KABUL (Reuters) - Millions of Shi'ite Muslims performed mourning rituals on Thursday to mark Ashura, the holiest festival in their calendar, amid heightened measures in many places to protect against sectarian attacks.
Red and green banners fluttered in Shi'ite neighbourhoods in Kabul, the Afghan capital, while armed volunteer groups stood guard at mosques and major intersections.
Attacks in recent years targeting the country's mainly Shi'ite Hazara minority have been claimed by an affiliate of Islamic State, and worsening security has led to a sharp reduction in large public gatherings.
In Bangladesh, a majority Muslim nation of 160 million, where Islamist militants have targeted Shi'ite shrines and mosques over the past few years, authorities said they had tightened security.
"Although there is no specific threat, we have taken all possible measures to avoid any unexpected incidents," said Asaduzzaman Mia, the chief of metropolitan police in Dhaka, the capital.

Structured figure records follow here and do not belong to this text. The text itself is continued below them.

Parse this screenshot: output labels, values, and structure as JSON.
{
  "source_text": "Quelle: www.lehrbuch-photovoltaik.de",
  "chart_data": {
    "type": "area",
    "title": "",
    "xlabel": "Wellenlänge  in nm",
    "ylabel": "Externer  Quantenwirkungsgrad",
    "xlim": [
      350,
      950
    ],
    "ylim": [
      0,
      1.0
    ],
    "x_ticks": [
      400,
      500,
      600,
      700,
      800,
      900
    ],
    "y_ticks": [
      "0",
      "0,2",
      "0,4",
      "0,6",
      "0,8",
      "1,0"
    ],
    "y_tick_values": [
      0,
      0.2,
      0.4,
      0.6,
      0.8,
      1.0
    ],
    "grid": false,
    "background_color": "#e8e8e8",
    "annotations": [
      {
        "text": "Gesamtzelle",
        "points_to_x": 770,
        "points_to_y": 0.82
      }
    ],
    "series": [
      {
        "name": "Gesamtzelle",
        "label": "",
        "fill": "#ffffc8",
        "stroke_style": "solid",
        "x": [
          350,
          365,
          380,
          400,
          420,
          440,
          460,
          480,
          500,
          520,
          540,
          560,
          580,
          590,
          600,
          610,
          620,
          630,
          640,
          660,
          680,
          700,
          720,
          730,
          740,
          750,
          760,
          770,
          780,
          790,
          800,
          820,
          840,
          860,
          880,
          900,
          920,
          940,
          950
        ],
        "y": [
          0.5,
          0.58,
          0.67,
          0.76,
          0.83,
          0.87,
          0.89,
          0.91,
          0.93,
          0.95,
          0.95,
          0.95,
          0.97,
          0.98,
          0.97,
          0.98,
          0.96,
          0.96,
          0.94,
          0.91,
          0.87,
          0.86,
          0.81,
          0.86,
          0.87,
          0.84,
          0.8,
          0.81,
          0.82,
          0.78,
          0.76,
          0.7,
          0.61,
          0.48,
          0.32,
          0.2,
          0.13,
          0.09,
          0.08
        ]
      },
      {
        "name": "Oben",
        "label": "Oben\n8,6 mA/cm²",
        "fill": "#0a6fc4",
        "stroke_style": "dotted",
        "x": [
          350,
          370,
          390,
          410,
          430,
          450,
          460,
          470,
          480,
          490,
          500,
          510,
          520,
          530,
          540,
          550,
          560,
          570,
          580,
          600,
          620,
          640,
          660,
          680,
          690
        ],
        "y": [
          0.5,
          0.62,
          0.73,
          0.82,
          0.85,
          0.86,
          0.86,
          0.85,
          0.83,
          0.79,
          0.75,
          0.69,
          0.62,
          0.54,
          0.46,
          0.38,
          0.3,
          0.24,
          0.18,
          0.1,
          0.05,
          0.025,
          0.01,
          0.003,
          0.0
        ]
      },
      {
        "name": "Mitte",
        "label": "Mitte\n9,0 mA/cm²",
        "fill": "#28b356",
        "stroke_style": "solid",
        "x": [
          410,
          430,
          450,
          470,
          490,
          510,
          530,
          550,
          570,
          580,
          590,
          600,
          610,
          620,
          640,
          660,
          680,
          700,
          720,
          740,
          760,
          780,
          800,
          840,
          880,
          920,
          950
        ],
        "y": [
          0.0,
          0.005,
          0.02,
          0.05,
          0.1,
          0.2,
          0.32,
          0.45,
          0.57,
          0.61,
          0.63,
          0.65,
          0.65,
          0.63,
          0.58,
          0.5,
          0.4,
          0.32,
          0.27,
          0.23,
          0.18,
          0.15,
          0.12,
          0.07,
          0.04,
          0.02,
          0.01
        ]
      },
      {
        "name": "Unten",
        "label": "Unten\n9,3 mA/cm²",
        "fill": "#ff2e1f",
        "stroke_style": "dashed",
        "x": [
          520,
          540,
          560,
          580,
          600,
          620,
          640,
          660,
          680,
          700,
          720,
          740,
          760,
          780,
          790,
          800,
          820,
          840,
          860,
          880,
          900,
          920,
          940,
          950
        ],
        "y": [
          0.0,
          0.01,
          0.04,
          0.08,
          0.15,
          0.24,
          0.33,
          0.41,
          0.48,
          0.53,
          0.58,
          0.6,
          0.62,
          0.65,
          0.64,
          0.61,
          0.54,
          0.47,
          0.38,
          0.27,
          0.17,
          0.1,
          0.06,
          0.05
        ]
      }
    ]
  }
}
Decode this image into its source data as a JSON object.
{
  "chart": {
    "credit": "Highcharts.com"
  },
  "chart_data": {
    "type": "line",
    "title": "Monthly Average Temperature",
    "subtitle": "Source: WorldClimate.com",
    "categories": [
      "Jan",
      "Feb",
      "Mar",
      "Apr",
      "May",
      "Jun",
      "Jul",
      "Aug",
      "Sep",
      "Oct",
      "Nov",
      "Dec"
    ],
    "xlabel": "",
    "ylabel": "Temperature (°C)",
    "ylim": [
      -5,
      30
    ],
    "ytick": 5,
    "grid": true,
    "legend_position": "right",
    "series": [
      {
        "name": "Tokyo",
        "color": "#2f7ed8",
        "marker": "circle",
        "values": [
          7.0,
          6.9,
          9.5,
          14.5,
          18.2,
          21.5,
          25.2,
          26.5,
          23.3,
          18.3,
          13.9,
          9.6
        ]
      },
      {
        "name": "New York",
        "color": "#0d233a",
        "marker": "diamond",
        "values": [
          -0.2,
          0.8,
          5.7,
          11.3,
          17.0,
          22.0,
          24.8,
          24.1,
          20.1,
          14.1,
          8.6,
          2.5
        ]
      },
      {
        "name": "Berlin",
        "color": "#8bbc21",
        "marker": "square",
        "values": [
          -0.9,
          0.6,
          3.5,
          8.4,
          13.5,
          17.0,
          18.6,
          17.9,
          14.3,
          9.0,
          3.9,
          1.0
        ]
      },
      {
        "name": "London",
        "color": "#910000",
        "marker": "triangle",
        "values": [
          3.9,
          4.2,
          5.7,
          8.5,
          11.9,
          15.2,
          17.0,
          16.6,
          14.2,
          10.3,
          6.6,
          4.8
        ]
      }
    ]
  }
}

Ashura falls on the 10th day of the lunar calendar month of Muharram and commemorates the martyrdom in 680 AD of Imam Hussain Ibn Ali, one of the grandsons of the Prophet Mohammad, near Karbala in what is now Iraq.
Shi'ites mark the festival with large public rituals, sometimes involving bloody self-flagellation or cutting to signify a link with the sufferings of Hussain, whose death symbolises a wider struggle against oppression and tyranny.
"It is not just a ritual, but also an occasion to confess the mistakes we have made in the past," said Humayan Kabir, a Shi'ite Muslim in the old part of Dhaka.
The death of Hussain eventually led to the division of Islam into the two main Sunni and Shi'ite sects and in recent years, the festival has been scarred by bloody sectarian attacks in many countries.
In India, Shi'ites were making preparations to mark the festival on Friday, in line with the customary sighting of the moon.
"We enact the battle of Karbala and want to show that if we had been there we would have fought alongside Hussain and his family," said Nasir Hussain, a resident of the disputed Himalayan region of Kashmir.
Mourners will gather in the financial capital of Mumbai on Thursday for a pre-Ashura procession during which they whip themselves, walk over burning coals and perform with fire.
"The stand that Imam Hussain took all those years ago reinforces my belief in the goodness of society," said Najaf, a mourner in India's southern tech hub of Bengaluru.
"It reminds me to fight for my beliefs no matter what. He lost the battle, but what he fought for still holds true to this very day."